|
Nasional
Amnesti TKI Tidak Diperpanjang Lagi
Sabtu, 29 Januari 2005 | 20:47 WIB
TEMPO Interaktif, Jakarta: Pemerintah Malaysia mengumumkan bahwa tenggat waktu pengampunan (amnesti) untuk pendatang asing tanpa izin akan berakhir dua hari lagi, (31/1). Pengumuman itu disampaikan Menteri Hal Ehwal dan Keselamatan Dalam Negeri Malaysia Datuk Azmi Khalid kepada wartwan, Sabtu (29/1)
Menurut Azmi, mulai Selasa (1/2) pendatang asing tanpa izin akan dijaring semua. Mata-mata sudah diterjunkan ke semua tempat yang dicurigai dijadikan persembunyian. "Mata-mata itu diterjunkan ke lapangan untuk memastikan posisi pendatang illegal untuk memudahkan serbuan," kata dia.

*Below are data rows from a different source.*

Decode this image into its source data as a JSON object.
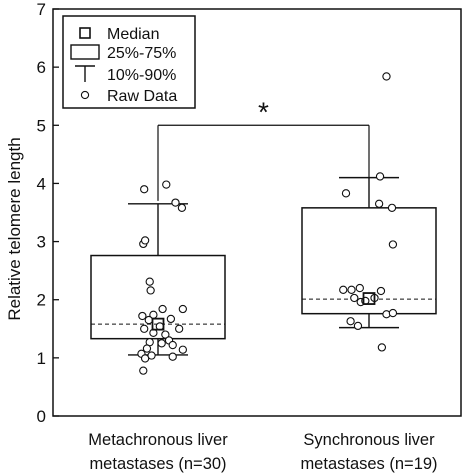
{
  "chart_data": {
    "type": "box",
    "ylabel": "Relative telomere length",
    "ylim": [
      0,
      7
    ],
    "yticks": [
      "0",
      "1",
      "2",
      "3",
      "4",
      "5",
      "6",
      "7"
    ],
    "grid": false,
    "legend_placement": "top-left",
    "legend": [
      {
        "symbol": "median-square",
        "label": "Median"
      },
      {
        "symbol": "box",
        "label": "25%-75%"
      },
      {
        "symbol": "whisker",
        "label": "10%-90%"
      },
      {
        "symbol": "circle",
        "label": "Raw Data"
      }
    ],
    "significance": {
      "label": "*",
      "between": [
        0,
        1
      ],
      "bracket_y": 5.0,
      "drop_to": [
        3.7,
        4.1
      ]
    },
    "groups": [
      {
        "label_lines": [
          "Metachronous liver",
          "metastases (n=30)"
        ],
        "q1": 1.33,
        "median": 1.58,
        "q3": 2.76,
        "p10": 1.05,
        "p90": 3.65,
        "median_line": 1.58,
        "raw": [
          {
            "dx": -0.17,
            "y": 1.72
          },
          {
            "dx": -0.05,
            "y": 1.74
          },
          {
            "dx": 0.05,
            "y": 1.84
          },
          {
            "dx": 0.27,
            "y": 1.84
          },
          {
            "dx": -0.1,
            "y": 1.65
          },
          {
            "dx": 0.02,
            "y": 1.54
          },
          {
            "dx": 0.14,
            "y": 1.67
          },
          {
            "dx": -0.15,
            "y": 1.5
          },
          {
            "dx": 0.23,
            "y": 1.5
          },
          {
            "dx": -0.05,
            "y": 1.43
          },
          {
            "dx": 0.08,
            "y": 1.4
          },
          {
            "dx": -0.09,
            "y": 1.27
          },
          {
            "dx": 0.04,
            "y": 1.25
          },
          {
            "dx": 0.12,
            "y": 1.3
          },
          {
            "dx": 0.16,
            "y": 1.22
          },
          {
            "dx": -0.12,
            "y": 1.16
          },
          {
            "dx": 0.27,
            "y": 1.14
          },
          {
            "dx": -0.18,
            "y": 1.07
          },
          {
            "dx": -0.14,
            "y": 0.99
          },
          {
            "dx": -0.07,
            "y": 1.04
          },
          {
            "dx": 0.16,
            "y": 1.02
          },
          {
            "dx": -0.16,
            "y": 0.78
          },
          {
            "dx": -0.08,
            "y": 2.16
          },
          {
            "dx": -0.09,
            "y": 2.31
          },
          {
            "dx": -0.16,
            "y": 2.96
          },
          {
            "dx": -0.14,
            "y": 3.02
          },
          {
            "dx": -0.15,
            "y": 3.9
          },
          {
            "dx": 0.09,
            "y": 3.98
          },
          {
            "dx": 0.19,
            "y": 3.67
          },
          {
            "dx": 0.26,
            "y": 3.58
          }
        ]
      },
      {
        "label_lines": [
          "Synchronous liver",
          "metastases (n=19)"
        ],
        "q1": 1.76,
        "median": 2.02,
        "q3": 3.58,
        "p10": 1.52,
        "p90": 4.1,
        "median_line": 2.01,
        "raw": [
          {
            "dx": 0.19,
            "y": 5.84
          },
          {
            "dx": 0.12,
            "y": 4.12
          },
          {
            "dx": -0.25,
            "y": 3.83
          },
          {
            "dx": 0.11,
            "y": 3.65
          },
          {
            "dx": 0.25,
            "y": 3.58
          },
          {
            "dx": 0.26,
            "y": 2.95
          },
          {
            "dx": -0.28,
            "y": 2.17
          },
          {
            "dx": -0.19,
            "y": 2.17
          },
          {
            "dx": -0.1,
            "y": 2.2
          },
          {
            "dx": 0.13,
            "y": 2.15
          },
          {
            "dx": -0.16,
            "y": 2.03
          },
          {
            "dx": -0.09,
            "y": 1.96
          },
          {
            "dx": 0.06,
            "y": 2.03
          },
          {
            "dx": -0.04,
            "y": 1.98
          },
          {
            "dx": 0.19,
            "y": 1.75
          },
          {
            "dx": 0.26,
            "y": 1.77
          },
          {
            "dx": -0.2,
            "y": 1.63
          },
          {
            "dx": -0.12,
            "y": 1.55
          },
          {
            "dx": 0.14,
            "y": 1.18
          }
        ]
      }
    ]
  }
}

Azmi menjelaskan, dalam menjaring pendatang illegal, kementeriannya telah memberi wewenang penuh kepada relawan untuk menangkap penadatang yang enggan mematuhi aturan Malaysia. “Sebanyak 560 ribu relawan dan rukun tetangga akan dikerahkan untuk membantu aparat polisi dan petugas imigrasi dalam operasi buru sergap pendatang illegal".
Dalam kesempatan itu, Azmi menampik isu akan membekukan izin pengambilan pekerja asing seperti yang siarkan sejumlah di Malaysia. “Malaysia masih menginginkan pekerja asing masuk ke Malaysia karena memang kami memerlukan mereka,” katanya.
Dalam waktu dekat, kementeriannya akan melantik petugas yang akan mengurus proses masuknya pekerja asing asal Indonesia. “Indonesia dan Malaysia akan bekerja dalam sistem satu atap untuk memastikan TKI yang masuk ke Malaysia memiliki dokumen resmi," ujarnya.